Second, selection bias could occur at design stage, in which a majority of evidence suggested that 19 out of 31 studies were retrospective in nature. In this case, authors were endorsed to underway studies with entry criteria majorly including those records that had complete data and excluded incomplete that could lead to nonresponse or missed variables or cases even without indicating the proportion of incomplete records.53 Finally, the information bias particularly during data collection time could be committed in some studies included in the review as mentioned earlier, because more than half of the studies involved data abstraction from article-based register without piloting or standardizing data abstraction checklists in addition to poor data handling practice in low-income developing countries.54 Thus, in both cases, the prevalence of EPTB among PLWHA, we found in this review, could have been underestimated. For future study, we recommend that further details on exposures and outcome measurement, samples and sampling techniques, and analysis are required.

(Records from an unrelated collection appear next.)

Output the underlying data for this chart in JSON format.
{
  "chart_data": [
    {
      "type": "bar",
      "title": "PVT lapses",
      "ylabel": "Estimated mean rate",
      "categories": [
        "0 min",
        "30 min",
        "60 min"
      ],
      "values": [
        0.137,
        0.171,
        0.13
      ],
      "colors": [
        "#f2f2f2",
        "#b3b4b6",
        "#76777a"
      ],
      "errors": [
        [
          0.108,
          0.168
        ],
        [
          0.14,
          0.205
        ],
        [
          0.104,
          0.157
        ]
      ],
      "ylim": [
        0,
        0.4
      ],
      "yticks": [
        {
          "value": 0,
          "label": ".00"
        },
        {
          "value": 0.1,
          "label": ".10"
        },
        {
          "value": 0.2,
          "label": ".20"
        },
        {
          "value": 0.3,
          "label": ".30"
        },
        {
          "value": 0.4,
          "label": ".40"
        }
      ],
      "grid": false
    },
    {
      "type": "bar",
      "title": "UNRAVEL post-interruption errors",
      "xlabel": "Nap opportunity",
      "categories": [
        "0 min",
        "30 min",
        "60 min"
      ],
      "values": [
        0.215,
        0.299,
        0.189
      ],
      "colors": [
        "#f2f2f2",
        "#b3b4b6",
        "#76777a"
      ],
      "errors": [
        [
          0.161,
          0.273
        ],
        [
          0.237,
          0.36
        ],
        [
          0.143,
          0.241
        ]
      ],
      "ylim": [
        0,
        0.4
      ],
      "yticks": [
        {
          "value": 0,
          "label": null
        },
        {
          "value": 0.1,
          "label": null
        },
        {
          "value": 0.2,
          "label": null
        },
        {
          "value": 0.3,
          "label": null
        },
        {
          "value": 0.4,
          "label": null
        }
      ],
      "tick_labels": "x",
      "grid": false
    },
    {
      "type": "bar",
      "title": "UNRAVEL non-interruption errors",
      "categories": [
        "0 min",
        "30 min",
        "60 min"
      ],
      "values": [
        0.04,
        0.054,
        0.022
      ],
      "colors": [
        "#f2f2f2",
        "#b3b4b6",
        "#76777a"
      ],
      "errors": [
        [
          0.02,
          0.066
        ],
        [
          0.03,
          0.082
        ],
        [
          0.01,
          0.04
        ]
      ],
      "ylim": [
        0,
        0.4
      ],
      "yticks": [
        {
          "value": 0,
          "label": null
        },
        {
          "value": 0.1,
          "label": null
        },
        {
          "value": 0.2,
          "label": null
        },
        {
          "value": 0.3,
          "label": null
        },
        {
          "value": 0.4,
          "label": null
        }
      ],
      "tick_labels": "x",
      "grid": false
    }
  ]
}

However, our study has derived its strengths from its capability of having estimating EPTB among PLWHA in double burdened and leading continent, Africa, although not without limitation. As there were diverse and overlapping diagnostic techniques that had been performed in studies we reviewed, we could not perform the analysis of diagnosis that limited us to compare the prevalence of EPTB among PLWHA by diagnostic techniques. In addition, we reviewed articles written and/or published only in English; data published in other languages were not obtained. We therefore recommend collaboration of researchers from different language backgrounds to do a more exhaustive research in the future.
We can conclude from our analyses that the prevalence of EPTB among PLWHA was high. It is necessary to give emphasis for EPTB rather than assuming as a rare event and focusing only on PTB, specifically, when screening TB among PLWHA, widening the spectrum of screening to include all common EPTB types in countries with high EPTB and/or HIV prevalence in the population.
The authors report no conflicts of interest in this work.